Proposed federal rules that would tighten fuel economy standards for cars, trucks and SUVs would strip the Highway Trust Fund of $57 billion, or 13 percent, by 2022, according to a recent Congressional Budget Office report.
The proposed rules would raise the average fuel economy for new vehicles from 34.1 miles per gallon to 49.6 mpg between 2017 and 2025. Gasoline tax revenue would fall 21 percent as a result, but the brunt of the impact wouldn’t hit until 2040 because standards would tighten gradually.
The report further highlights challenges to maintaining and improving the U.S. infrastructure without raising the fuel tax or finding alternative revenue sources. More fuel-efficient vehicles have contributed to the fuel tax revenue coming up short for planned transportation spending. Congress has had to inject nearly $35 billion from the Treasury general fund to the Highway Trust Fund in recent years to make up for the shortfall.

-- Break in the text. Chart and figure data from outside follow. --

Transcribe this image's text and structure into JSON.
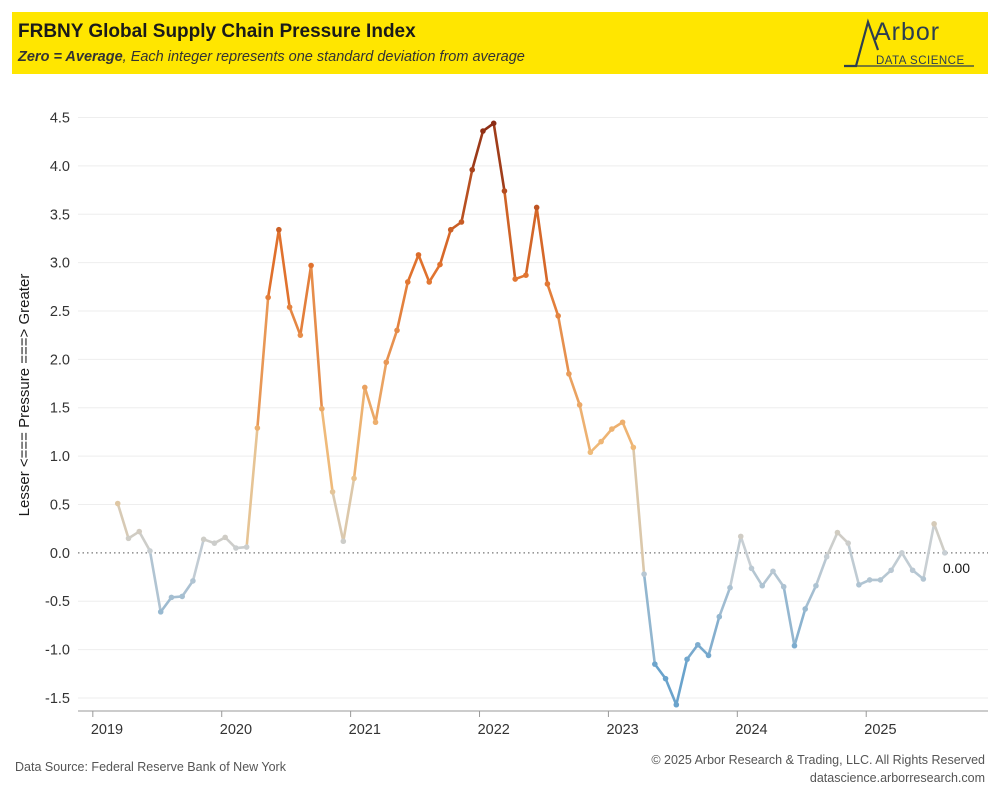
{
  "header": {
    "title": "FRBNY Global Supply Chain Pressure Index",
    "subtitle_emphasis": "Zero = Average",
    "subtitle_rest": ", Each integer represents one standard deviation from average",
    "logo_word": "Arbor",
    "logo_sub": "DATA SCIENCE"
  },
  "footer": {
    "source": "Data Source: Federal Reserve Bank of New York",
    "copyright": "© 2025 Arbor Research & Trading, LLC. All Rights Reserved",
    "website": "datascience.arborresearch.com"
  },
  "colors": {
    "banner": "#ffe600",
    "high": "#8b2c14",
    "mid_high": "#e0702c",
    "low_positive": "#f0c080",
    "neutral": "#c8cfd4",
    "negative": "#6aa3cc"
  },
  "chart_data": {
    "type": "line",
    "title": "FRBNY Global Supply Chain Pressure Index",
    "ylabel": "Lesser <=== Pressure ===> Greater",
    "xlabel": "",
    "ylim": [
      -1.8,
      4.65
    ],
    "yticks": [
      "4.5",
      "4.0",
      "3.5",
      "3.0",
      "2.5",
      "2.0",
      "1.5",
      "1.0",
      "0.5",
      "0.0",
      "-0.5",
      "-1.0",
      "-1.5"
    ],
    "ytick_values": [
      4.5,
      4.0,
      3.5,
      3.0,
      2.5,
      2.0,
      1.5,
      1.0,
      0.5,
      0.0,
      -0.5,
      -1.0,
      -1.5
    ],
    "xticks": [
      "2019",
      "2020",
      "2021",
      "2022",
      "2023",
      "2024",
      "2025"
    ],
    "reference_line": 0.0,
    "grid": true,
    "last_value_label": "0.00",
    "series": [
      {
        "start": "2019-02",
        "frequency": "monthly",
        "values": [
          0.51,
          0.15,
          0.22,
          0.02,
          -0.61,
          -0.46,
          -0.45,
          -0.29,
          0.14,
          0.1,
          0.16,
          0.05,
          0.06,
          1.29,
          2.64,
          3.34,
          2.54,
          2.25,
          2.97,
          1.49,
          0.63,
          0.12,
          0.77,
          1.71,
          1.35,
          1.97,
          2.3,
          2.8,
          3.08,
          2.8,
          2.98,
          3.34,
          3.42,
          3.96,
          4.36,
          4.44,
          3.74,
          2.83,
          2.87,
          3.57,
          2.78,
          2.45,
          1.85,
          1.53,
          1.04,
          1.15,
          1.28,
          1.35,
          1.09,
          -0.22,
          -1.15,
          -1.3,
          -1.57,
          -1.1,
          -0.95,
          -1.06,
          -0.66,
          -0.36,
          0.17,
          -0.16,
          -0.34,
          -0.19,
          -0.35,
          -0.96,
          -0.58,
          -0.34,
          -0.04,
          0.21,
          0.1,
          -0.33,
          -0.28,
          -0.28,
          -0.18,
          0.0,
          -0.18,
          -0.27,
          0.3,
          0.0
        ]
      }
    ]
  }
}
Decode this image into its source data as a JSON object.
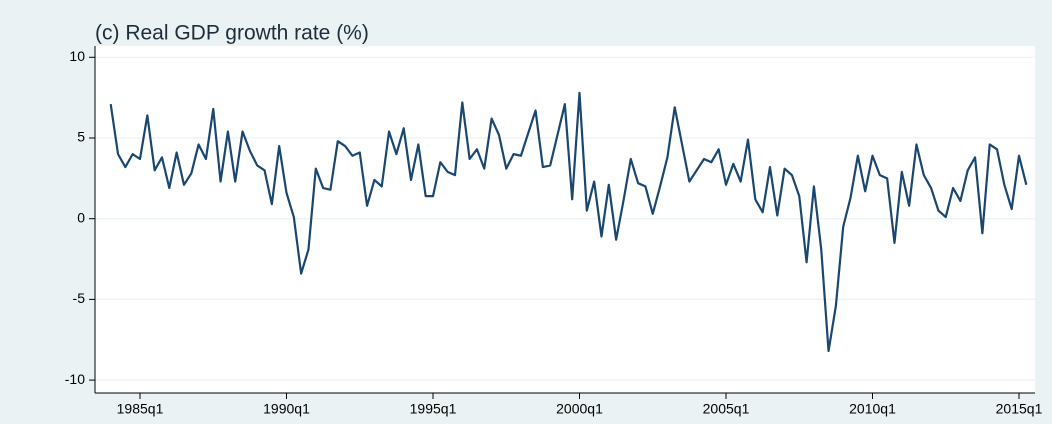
{
  "chart_data": {
    "type": "line",
    "title": "(c) Real GDP growth rate (%)",
    "x": [
      "1984q1",
      "1984q2",
      "1984q3",
      "1984q4",
      "1985q1",
      "1985q2",
      "1985q3",
      "1985q4",
      "1986q1",
      "1986q2",
      "1986q3",
      "1986q4",
      "1987q1",
      "1987q2",
      "1987q3",
      "1987q4",
      "1988q1",
      "1988q2",
      "1988q3",
      "1988q4",
      "1989q1",
      "1989q2",
      "1989q3",
      "1989q4",
      "1990q1",
      "1990q2",
      "1990q3",
      "1990q4",
      "1991q1",
      "1991q2",
      "1991q3",
      "1991q4",
      "1992q1",
      "1992q2",
      "1992q3",
      "1992q4",
      "1993q1",
      "1993q2",
      "1993q3",
      "1993q4",
      "1994q1",
      "1994q2",
      "1994q3",
      "1994q4",
      "1995q1",
      "1995q2",
      "1995q3",
      "1995q4",
      "1996q1",
      "1996q2",
      "1996q3",
      "1996q4",
      "1997q1",
      "1997q2",
      "1997q3",
      "1997q4",
      "1998q1",
      "1998q2",
      "1998q3",
      "1998q4",
      "1999q1",
      "1999q2",
      "1999q3",
      "1999q4",
      "2000q1",
      "2000q2",
      "2000q3",
      "2000q4",
      "2001q1",
      "2001q2",
      "2001q3",
      "2001q4",
      "2002q1",
      "2002q2",
      "2002q3",
      "2002q4",
      "2003q1",
      "2003q2",
      "2003q3",
      "2003q4",
      "2004q1",
      "2004q2",
      "2004q3",
      "2004q4",
      "2005q1",
      "2005q2",
      "2005q3",
      "2005q4",
      "2006q1",
      "2006q2",
      "2006q3",
      "2006q4",
      "2007q1",
      "2007q2",
      "2007q3",
      "2007q4",
      "2008q1",
      "2008q2",
      "2008q3",
      "2008q4",
      "2009q1",
      "2009q2",
      "2009q3",
      "2009q4",
      "2010q1",
      "2010q2",
      "2010q3",
      "2010q4",
      "2011q1",
      "2011q2",
      "2011q3",
      "2011q4",
      "2012q1",
      "2012q2",
      "2012q3",
      "2012q4",
      "2013q1",
      "2013q2",
      "2013q3",
      "2013q4",
      "2014q1",
      "2014q2",
      "2014q3",
      "2014q4",
      "2015q1",
      "2015q2"
    ],
    "series": [
      {
        "color": "#1a476f",
        "values": [
          7.1,
          4.0,
          3.2,
          4.0,
          3.7,
          6.4,
          3.0,
          3.8,
          1.9,
          4.1,
          2.1,
          2.8,
          4.6,
          3.7,
          6.8,
          2.3,
          5.4,
          2.3,
          5.4,
          4.2,
          3.3,
          3.0,
          0.9,
          4.5,
          1.6,
          0.1,
          -3.4,
          -1.9,
          3.1,
          1.9,
          1.8,
          4.8,
          4.5,
          3.9,
          4.1,
          0.8,
          2.4,
          2.0,
          5.4,
          4.0,
          5.6,
          2.4,
          4.6,
          1.4,
          1.4,
          3.5,
          2.9,
          2.7,
          7.2,
          3.7,
          4.3,
          3.1,
          6.2,
          5.2,
          3.1,
          4.0,
          3.9,
          5.3,
          6.7,
          3.2,
          3.3,
          5.2,
          7.1,
          1.2,
          7.8,
          0.5,
          2.3,
          -1.1,
          2.1,
          -1.3,
          1.1,
          3.7,
          2.2,
          2.0,
          0.3,
          2.0,
          3.8,
          6.9,
          4.6,
          2.3,
          3.0,
          3.7,
          3.5,
          4.3,
          2.1,
          3.4,
          2.3,
          4.9,
          1.2,
          0.4,
          3.2,
          0.2,
          3.1,
          2.7,
          1.4,
          -2.7,
          2.0,
          -1.9,
          -8.2,
          -5.4,
          -0.5,
          1.3,
          3.9,
          1.7,
          3.9,
          2.7,
          2.5,
          -1.5,
          2.9,
          0.8,
          4.6,
          2.7,
          1.9,
          0.5,
          0.1,
          1.9,
          1.1,
          3.0,
          3.8,
          -0.9,
          4.6,
          4.3,
          2.1,
          0.6,
          3.9,
          2.1
        ]
      }
    ],
    "xticks": [
      "1985q1",
      "1990q1",
      "1995q1",
      "2000q1",
      "2005q1",
      "2010q1",
      "2015q1"
    ],
    "ylim": [
      -10.8,
      10.7
    ],
    "yticks": [
      10,
      5,
      0,
      -5,
      -10
    ],
    "grid": true
  }
}
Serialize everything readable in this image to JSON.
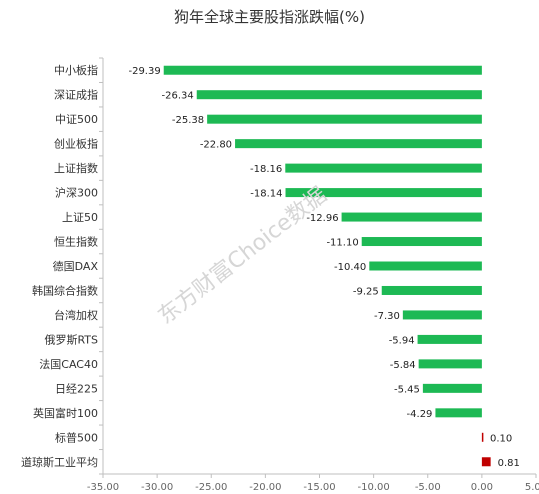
{
  "chart_data": {
    "type": "bar",
    "orientation": "horizontal",
    "title": "狗年全球主要股指涨跌幅(%)",
    "categories": [
      "中小板指",
      "深证成指",
      "中证500",
      "创业板指",
      "上证指数",
      "沪深300",
      "上证50",
      "恒生指数",
      "德国DAX",
      "韩国综合指数",
      "台湾加权",
      "俄罗斯RTS",
      "法国CAC40",
      "日经225",
      "英国富时100",
      "标普500",
      "道琼斯工业平均"
    ],
    "values": [
      -29.39,
      -26.34,
      -25.38,
      -22.8,
      -18.16,
      -18.14,
      -12.96,
      -11.1,
      -10.4,
      -9.25,
      -7.3,
      -5.94,
      -5.84,
      -5.45,
      -4.29,
      0.1,
      0.81
    ],
    "value_labels": [
      "-29.39",
      "-26.34",
      "-25.38",
      "-22.80",
      "-18.16",
      "-18.14",
      "-12.96",
      "-11.10",
      "-10.40",
      "-9.25",
      "-7.30",
      "-5.94",
      "-5.84",
      "-5.45",
      "-4.29",
      "0.10",
      "0.81"
    ],
    "xlim": [
      -35,
      5
    ],
    "xticks": [
      -35,
      -30,
      -25,
      -20,
      -15,
      -10,
      -5,
      0,
      5
    ],
    "xtick_labels": [
      "-35.00",
      "-30.00",
      "-25.00",
      "-20.00",
      "-15.00",
      "-10.00",
      "-5.00",
      "0.00",
      "5.00"
    ],
    "grid": false,
    "legend": "none",
    "colors": {
      "negative": "#1db954",
      "positive": "#c00000"
    }
  },
  "watermark": "东方财富Choice数据"
}
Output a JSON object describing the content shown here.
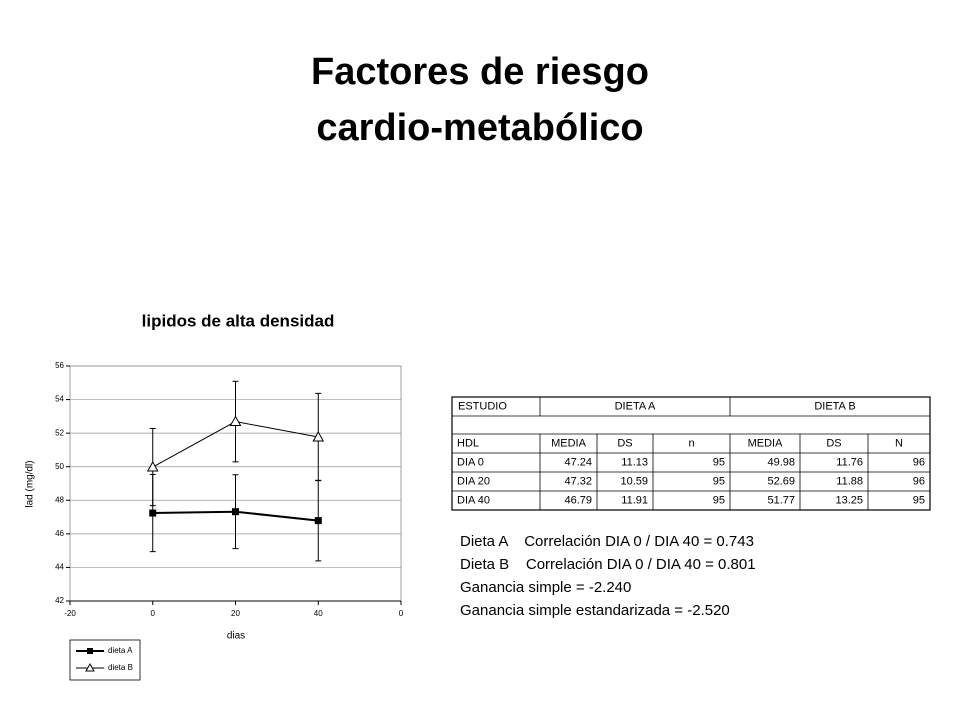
{
  "title": [
    "Factores de riesgo",
    "cardio-metabólico"
  ],
  "chart_data": {
    "type": "line",
    "title": "lipidos de alta densidad",
    "x_label": "dias",
    "y_label": "lad (mg/dl)",
    "x": [
      0,
      20,
      40
    ],
    "series": [
      {
        "name": "dieta A",
        "color": "#000000",
        "marker": "square",
        "values": [
          47.24,
          47.32,
          46.79
        ],
        "errors": [
          2.3,
          2.2,
          2.4
        ]
      },
      {
        "name": "dieta B",
        "color": "#000000",
        "marker": "triangle",
        "values": [
          49.98,
          52.69,
          51.77
        ],
        "errors": [
          2.3,
          2.4,
          2.6
        ]
      }
    ],
    "xlim": [
      -20,
      60
    ],
    "xticks": [
      -20,
      0,
      20,
      40,
      {
        "value": 60,
        "label": "0"
      }
    ],
    "ylim": [
      42,
      56
    ],
    "yticks": [
      42,
      44,
      46,
      48,
      50,
      52,
      54,
      56
    ],
    "grid": true,
    "legend": "bottom-left"
  },
  "table": {
    "groups": [
      "ESTUDIO",
      "DIETA A",
      "DIETA B"
    ],
    "header": [
      "HDL",
      "MEDIA",
      "DS",
      "n",
      "MEDIA",
      "DS",
      "N"
    ],
    "rows": [
      [
        "DIA 0",
        47.24,
        11.13,
        95,
        49.98,
        11.76,
        96
      ],
      [
        "DIA 20",
        47.32,
        10.59,
        95,
        52.69,
        11.88,
        96
      ],
      [
        "DIA 40",
        46.79,
        11.91,
        95,
        51.77,
        13.25,
        95
      ]
    ]
  },
  "notes": [
    "Dieta A    Correlación DIA 0 / DIA 40 = 0.743",
    "Dieta B    Correlación DIA 0 / DIA 40 = 0.801",
    "Ganancia simple = -2.240",
    "Ganancia simple estandarizada = -2.520"
  ]
}
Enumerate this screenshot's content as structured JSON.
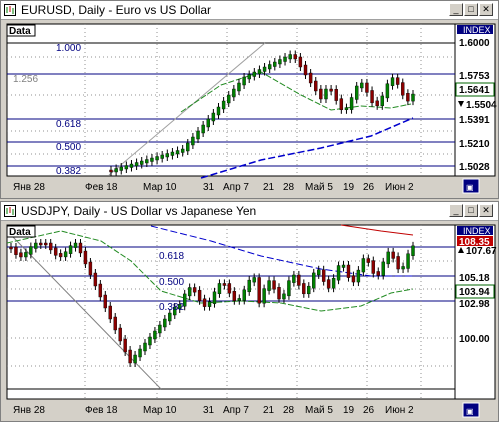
{
  "windows": [
    {
      "title": "EURUSD, Daily - Euro vs US Dollar",
      "data_tag": "Data",
      "index_label": "INDEX",
      "xticks": [
        "Янв 28",
        "Фев 18",
        "Мар 10",
        "31",
        "Апр 7",
        "21",
        "28",
        "Май 5",
        "19",
        "26",
        "Июн 2"
      ],
      "fib_levels": [
        "1.000",
        "1.256",
        "0.618",
        "0.500",
        "0.382",
        "1.000"
      ],
      "price_labels": [
        "1.6000",
        "1.5753",
        "1.5641",
        "1.5504",
        "1.5391",
        "1.5210",
        "1.5028"
      ],
      "highlight_colors": {
        "1.5641": "#006400",
        "1.5504": "#000000",
        "1.5028": "#000080"
      }
    },
    {
      "title": "USDJPY, Daily - US Dollar vs Japanese Yen",
      "data_tag": "Data",
      "index_label": "INDEX",
      "xticks": [
        "Янв 28",
        "Фев 18",
        "Мар 10",
        "31",
        "Апр 7",
        "21",
        "28",
        "Май 5",
        "19",
        "26",
        "Июн 2"
      ],
      "fib_levels": [
        "0.618",
        "0.500",
        "0.382"
      ],
      "price_labels": [
        "108.35",
        "107.67",
        "105.18",
        "103.94",
        "102.98",
        "100.00"
      ],
      "highlight_colors": {
        "108.35": "#c00000",
        "107.67": "#000000",
        "103.94": "#006400",
        "102.98": "#000080"
      }
    }
  ],
  "colors": {
    "up_candle": "#008000",
    "down_candle": "#8b0000",
    "ma_green": "#228b22",
    "ma_blue": "#0000cd",
    "ma_red": "#c00000",
    "accent": "#000080"
  }
}
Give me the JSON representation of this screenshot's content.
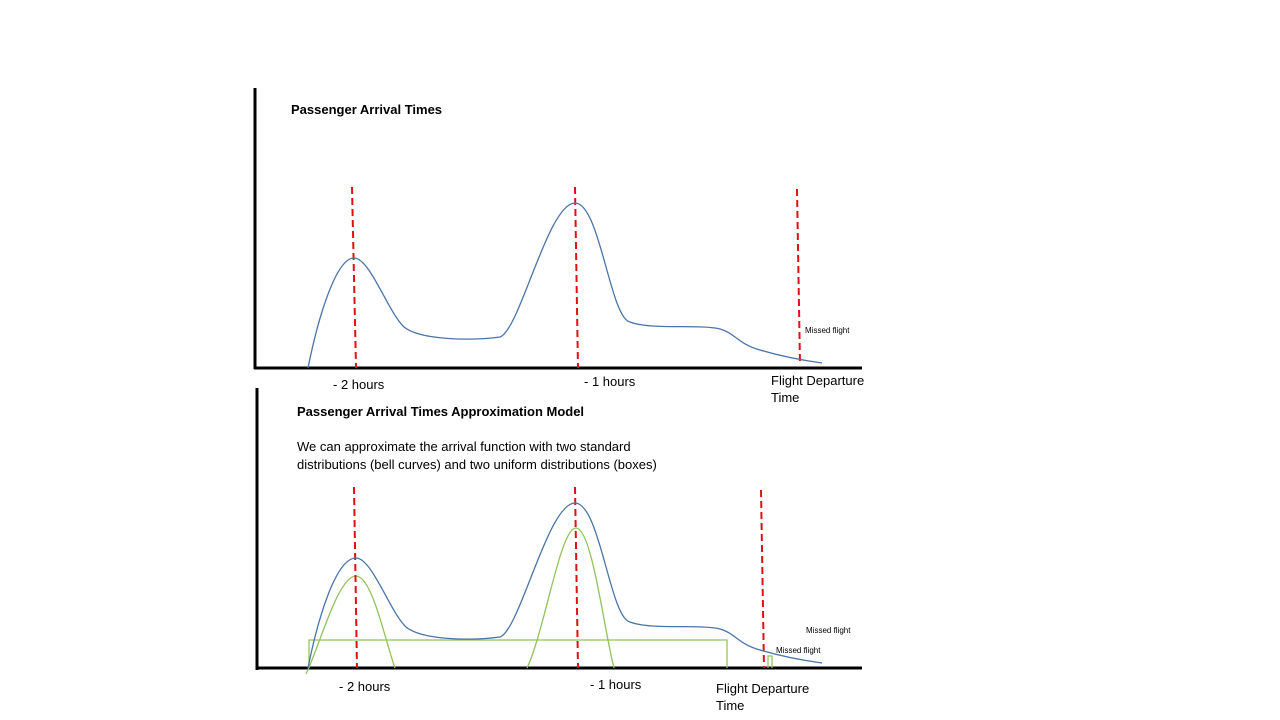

Congress could offset the shortfall in the HTF by cutting spending on highway and mass transit projects, transferring money from the Treasury’s general fund, and increasing the gasoline tax or finding other revenue sources, according to the CBO. Congress and President Obama have balked at raising the fuel tax, and Congress has struggled to find alternative revenue sources while crafting the latest surface transportation bill.
The HTF, created in 1956, receives about 60 percent of its revenue from the gasoline, and revenue from diesel sales kicks in 30 percent. The 18.4 cents-per-gallon gas tax hasn’t been increased since 1993, and inflation has cut about 7 cents from the tax’s buying power.